Substantial Shareholders
Shares bought back by the Company under the Proposed Share Buy-Back that are retained as treasury shares will result
in a proportionate increase in the percentage shareholdings of the Substantial Shareholders in the Company. Please
refer to Section 5 of this Statement for further details.
f.
Dividends
Assuming the Proposed Share Buy-Back is implemented in full, dividends would be paid on the remaining issued and
paid-up share capital of ViTrox (excluding the Shares already purchased). The Proposed Share Buy-Back may have an
impact on the Companys dividend policy for the financial year ending 31 December 2009 as it would reduce the cash
available which may otherwise be used for dividend payments. Nonetheless, the treasury shares purchased may be
distributed as dividends to shareholders of the Company, if the Company so decides.

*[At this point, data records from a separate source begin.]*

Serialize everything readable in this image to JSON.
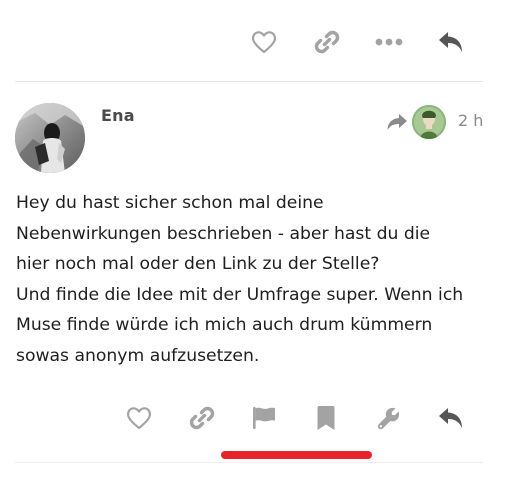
{
  "previous_post": {
    "actions": {
      "like_icon": "heart-outline",
      "link_icon": "link",
      "more_icon": "ellipsis",
      "reply_icon": "reply-arrow"
    }
  },
  "post": {
    "username": "Ena",
    "reply_to_icon": "share-arrow",
    "time": "2 h",
    "body_lines": [
      "Hey du hast sicher schon mal deine",
      "Nebenwirkungen beschrieben - aber hast du die",
      "hier noch mal oder den Link zu der Stelle?",
      "Und finde die Idee mit der Umfrage super. Wenn ich",
      "Muse finde würde ich mich auch drum kümmern",
      "sowas anonym aufzusetzen."
    ],
    "actions": {
      "like_icon": "heart-outline",
      "link_icon": "link",
      "flag_icon": "flag",
      "bookmark_icon": "bookmark",
      "admin_icon": "wrench",
      "reply_icon": "reply-arrow"
    }
  },
  "colors": {
    "icon_gray": "#a3a3a3",
    "icon_dark": "#555555",
    "highlight_red": "#e8232c",
    "divider": "#e6e6e6"
  }
}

Any dividends to be declared by ViTrox in the future would depend on, inter-alia, the profitability and cashflow position
of the Group.
8.
Implication of the Proposed Share Buy-Back Relating to the Malaysian Code on Take-Overs and Mergers, 1998
(The Code)
In the event that the Proposed Share Buy-Back results in any Substantial Shareholder and/or persons acting in concert with
him holding more than 33% of the voting shares of the Company, pursuant to the Code, the affected Substantial Shareholder
and/or persons acting in concert with him will be obliged to make a mandatory offer for the remaining Shares not held by him.
In the event that the Proposed Share Buy-Back results in any Substantial Shareholder and/or persons acting in concert with
him who already holds more than 33% of the voting shares of the Company increasing by more than 2% in any six (6) months
period, pursuant to the Code, the affected Substantial Shareholder and/or persons acting in concert with him will be obligated
to make a mandatory offer for the remaining Shares not held by him.
However, the affected Substantial Shareholder and/or persons acting in concert with him may apply for a waiver from the
obligation to make a mandatory offer from the Securities Commission under Practice Note 2.9.10 of the Code.
9.
Purchases made by the Company of its own shares in financial year ended 31 December 2008
The Company has not purchased any of its own Shares, retained its Shares as treasury shares or resale its treasury shares or
cancelled its Shares during the financial year ended 31 December 2008.